Interestingly, there is one area where the two systems made different choices. The memories produced by autoDream are explicitly labeled as "hint" rather than "truth" in the code, and each time an agent is used, it must re-verify whether it still stands, as it knows the things it organizes may not be accurate.

The human brain lacks this mechanism. This is why eyewitnesses in court often give incorrect testimonies. They are not intentionally lying; rather, memory is temporarily pieced together from scattered fragments in the brain, and making mistakes is the norm.

Evolution probably saw no need to install an uncertainty label in the human brain. In a primitive environment that requires rapid bodily responses, trusting memories allows for immediate action, while doubting them leads to hesitation—and hesitation leads to defeat.

But for an AI that repeatedly makes knowledge-based decisions, the cost of verification is low, and blind confidence is rather dangerous.

Two contexts yield two different answers.

03 Smarter Laziness

In evolutionary biology, convergent evolution means two independent paths reach the same endpoint without direct information exchange. There’s no plagiarism in nature, but engineers can read papers.

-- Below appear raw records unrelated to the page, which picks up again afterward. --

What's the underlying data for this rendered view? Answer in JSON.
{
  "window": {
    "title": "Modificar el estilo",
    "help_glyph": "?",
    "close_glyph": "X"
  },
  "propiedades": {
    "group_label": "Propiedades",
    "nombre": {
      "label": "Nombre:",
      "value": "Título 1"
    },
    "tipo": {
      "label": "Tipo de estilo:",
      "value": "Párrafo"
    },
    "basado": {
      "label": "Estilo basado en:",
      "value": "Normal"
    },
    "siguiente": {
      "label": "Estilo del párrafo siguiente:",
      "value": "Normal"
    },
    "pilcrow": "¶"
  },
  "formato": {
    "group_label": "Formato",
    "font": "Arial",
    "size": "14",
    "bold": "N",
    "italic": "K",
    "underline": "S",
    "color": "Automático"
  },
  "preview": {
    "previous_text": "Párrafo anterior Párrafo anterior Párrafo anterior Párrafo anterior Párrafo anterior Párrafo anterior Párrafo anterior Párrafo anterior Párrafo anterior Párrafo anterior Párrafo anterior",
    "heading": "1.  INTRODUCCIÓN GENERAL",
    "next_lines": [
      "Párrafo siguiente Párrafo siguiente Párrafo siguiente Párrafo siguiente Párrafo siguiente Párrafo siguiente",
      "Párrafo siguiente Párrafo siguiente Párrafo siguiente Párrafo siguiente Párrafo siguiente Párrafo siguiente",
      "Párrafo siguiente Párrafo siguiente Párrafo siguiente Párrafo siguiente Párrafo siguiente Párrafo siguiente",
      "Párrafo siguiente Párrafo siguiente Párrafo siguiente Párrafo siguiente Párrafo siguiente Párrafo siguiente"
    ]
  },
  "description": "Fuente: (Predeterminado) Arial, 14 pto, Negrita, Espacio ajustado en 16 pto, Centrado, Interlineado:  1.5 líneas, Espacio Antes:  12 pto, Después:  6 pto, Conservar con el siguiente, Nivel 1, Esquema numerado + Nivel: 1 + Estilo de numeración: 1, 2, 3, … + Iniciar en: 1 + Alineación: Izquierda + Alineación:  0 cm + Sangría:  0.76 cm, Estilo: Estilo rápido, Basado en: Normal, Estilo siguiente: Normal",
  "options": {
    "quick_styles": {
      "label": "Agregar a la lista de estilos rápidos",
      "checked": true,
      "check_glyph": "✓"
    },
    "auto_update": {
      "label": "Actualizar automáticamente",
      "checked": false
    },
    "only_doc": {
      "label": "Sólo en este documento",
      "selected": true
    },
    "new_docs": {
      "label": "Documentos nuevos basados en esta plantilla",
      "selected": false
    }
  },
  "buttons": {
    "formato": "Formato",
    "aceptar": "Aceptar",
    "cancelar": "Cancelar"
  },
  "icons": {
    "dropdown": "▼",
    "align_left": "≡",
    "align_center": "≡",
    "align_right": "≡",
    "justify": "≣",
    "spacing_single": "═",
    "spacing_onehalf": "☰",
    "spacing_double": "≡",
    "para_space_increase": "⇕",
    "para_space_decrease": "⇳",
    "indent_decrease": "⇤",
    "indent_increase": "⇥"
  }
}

When designing this sleep mechanism, did Anthropic hit a physical wall similar to the human brain, or did they reference brain science from the start?

There are no citations of neuroscience literature in the leaked code, and the name autoDream resembles more of a programmer's joke. A stronger driving factor is likely the engineering constraints themselves; context has hard limits, long-term operation leads to noise accumulation, and online organization can also pollute the reasoning of the main thread. They are solving an engineering problem; biomimicry has never been the goal.

What ultimately determines the shape of the answer is still the compressive force of the constraints themselves.

In the past two years, the AI industry’s definition of "stronger intelligence" has almost always pointed in the same direction—larger models, longer contexts, faster reasoning, 7×24 hour non-stop operation. The direction is always "more."

The existence of autoDream suggests a different proposition: smarter agents may actually be lazier.

An intelligent agent that never stops to organize itself will not become increasingly smarter; it will only become more disordered.

The human brain, over millions of years of evolution, has reached a seemingly clumsy conclusion: intelligence must have rhythm. Wakefulness is for perceiving the world, and sleep is for understanding it. When an AI company independently arrives at the same conclusion while solving an engineering problem, it perhaps hints at:

Intelligence has some unavoidable basic costs.

Perhaps an AI that never sleeps is not a stronger AI. It is merely an AI that has not yet realized it needs to sleep.